Caminhar, fazer compras ou simplesmente ir a um restaurante ou padaria na Avenida Major Nicácio tem se tornado um suplício. Espalhados pelos três quilômetros de extensão da via, mendigos e pedintes têm tirado o sossego de quem se arrisca a parar o carro ali ou decide transitar pelas calçadas. Na hora do almoço e depois das 21 horas, o problema se agrava, com homens (em média de três a quatro por grupo) importunando as pessoas com gritos, xingamentos e até empurrões.
A situação tem incomodado principalmente os comerciantes instalados no local. Edna Ferreira, que trabalha há sete anos em uma imobiliária na avenida, teme ser agredida. “Logo no início da manhã, quando abrimos a loja, o movimento ainda é fraco.

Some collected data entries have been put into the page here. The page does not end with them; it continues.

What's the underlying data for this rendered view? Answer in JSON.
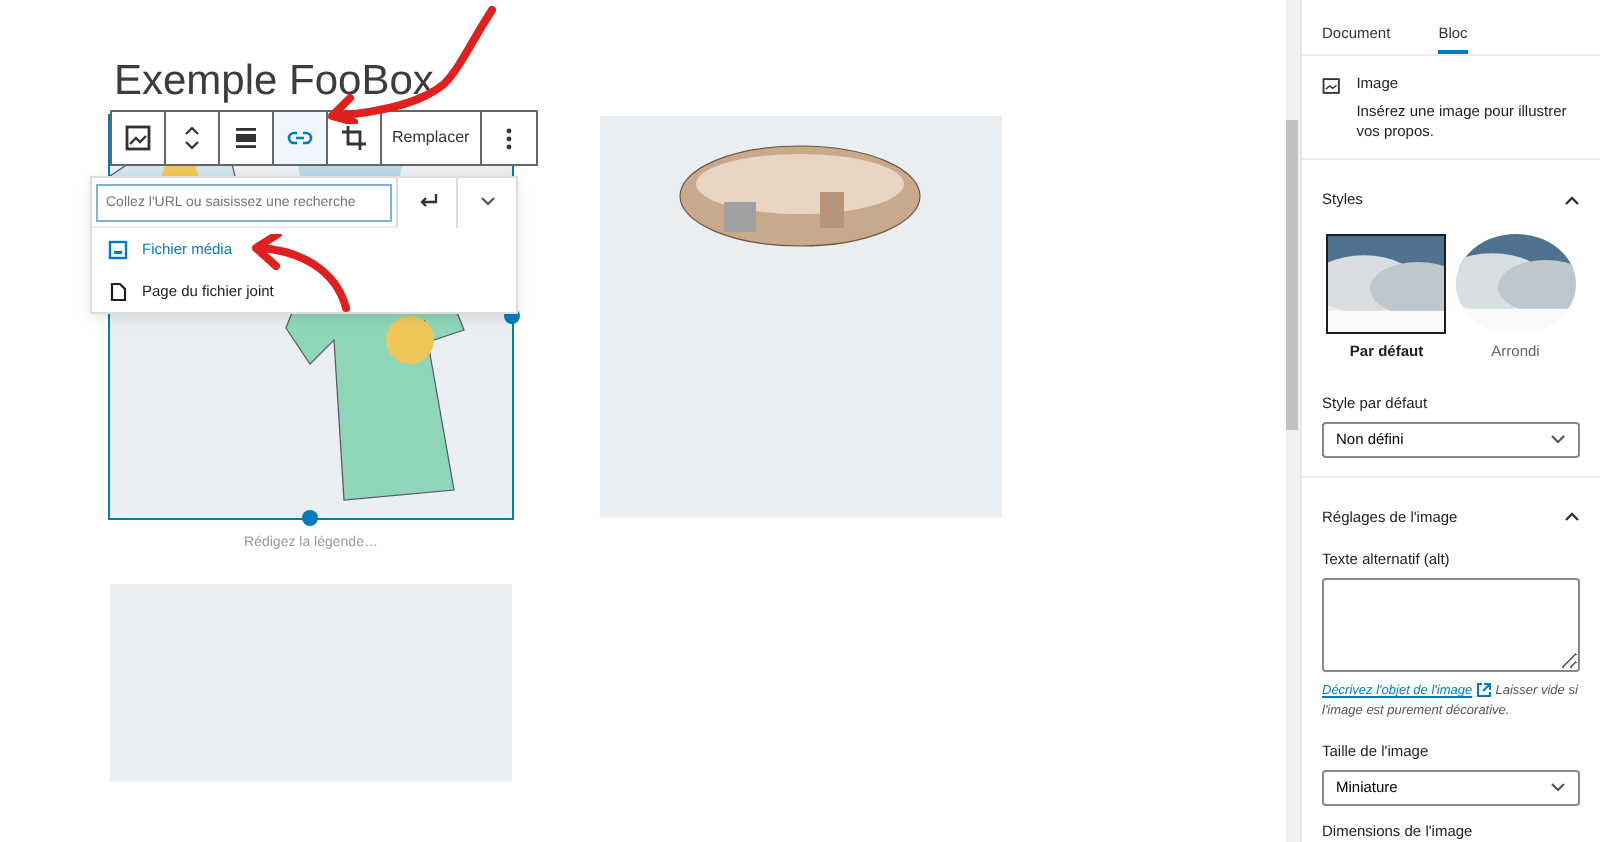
{
  "editor": {
    "title": "Exemple FooBox",
    "toolbar": [
      {
        "kind": "block-type",
        "selected": false
      },
      {
        "kind": "mover",
        "selected": false
      },
      {
        "kind": "align",
        "selected": false
      },
      {
        "kind": "link",
        "selected": true
      },
      {
        "kind": "crop",
        "selected": false
      },
      {
        "kind": "text",
        "label": "Remplacer",
        "selected": false
      },
      {
        "kind": "more",
        "selected": false
      }
    ],
    "link_popover": {
      "placeholder": "Collez l'URL ou saisissez une recherche",
      "options": [
        {
          "kind": "media",
          "label": "Fichier média",
          "selected": true
        },
        {
          "kind": "page",
          "label": "Page du fichier joint",
          "selected": false
        }
      ]
    },
    "gallery": [
      {
        "kind": "picture",
        "selected": true,
        "caption_placeholder": "Rédigez la légende…"
      },
      {
        "kind": "picture",
        "selected": false
      },
      {
        "kind": "picture",
        "selected": false
      }
    ]
  },
  "sidebar": {
    "tabs": [
      {
        "label": "Document",
        "selected": false
      },
      {
        "label": "Bloc",
        "selected": true
      }
    ],
    "block": {
      "name": "Image",
      "description": "Insérez une image pour illustrer vos propos."
    },
    "styles": {
      "title": "Styles",
      "expanded": true,
      "options": [
        {
          "kind": "square",
          "label": "Par défaut",
          "selected": true
        },
        {
          "kind": "rounded",
          "label": "Arrondi",
          "selected": false
        }
      ],
      "default_label": "Style par défaut",
      "default_value": "Non défini"
    },
    "image_settings": {
      "title": "Réglages de l'image",
      "expanded": true,
      "alt_label": "Texte alternatif (alt)",
      "help_link": "Décrivez l'objet de l'image",
      "help_text": "Laisser vide si l'image est purement décorative.",
      "size_label": "Taille de l'image",
      "size_value": "Miniature",
      "next_label": "Dimensions de l'image"
    }
  }
}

Nessa hora, eu tenho medo de que eles tentem alguma coisa”, disse.
No canteiro, na praça e próximo ao semáforo em frente à Padaria Estrela, a concentração de pedintes costuma durar o dia todo. Para tentar diminuir os incômodos a seus clientes, a empresa contratou um segurança particular. “Além do vigia no período comercial, temos uma pessoa que trabalha à paisana das 19 horas à meia-noite. Tudo para evitar transtornos”, disse Paulo Xavier, um dos proprietários da padaria.
A medida trouxe mais segurança aos clientes, mas ainda não os isentou dos riscos. “Não temos a cobertura por todo o período, é inviável colocar vigias por 24 horas”, disse.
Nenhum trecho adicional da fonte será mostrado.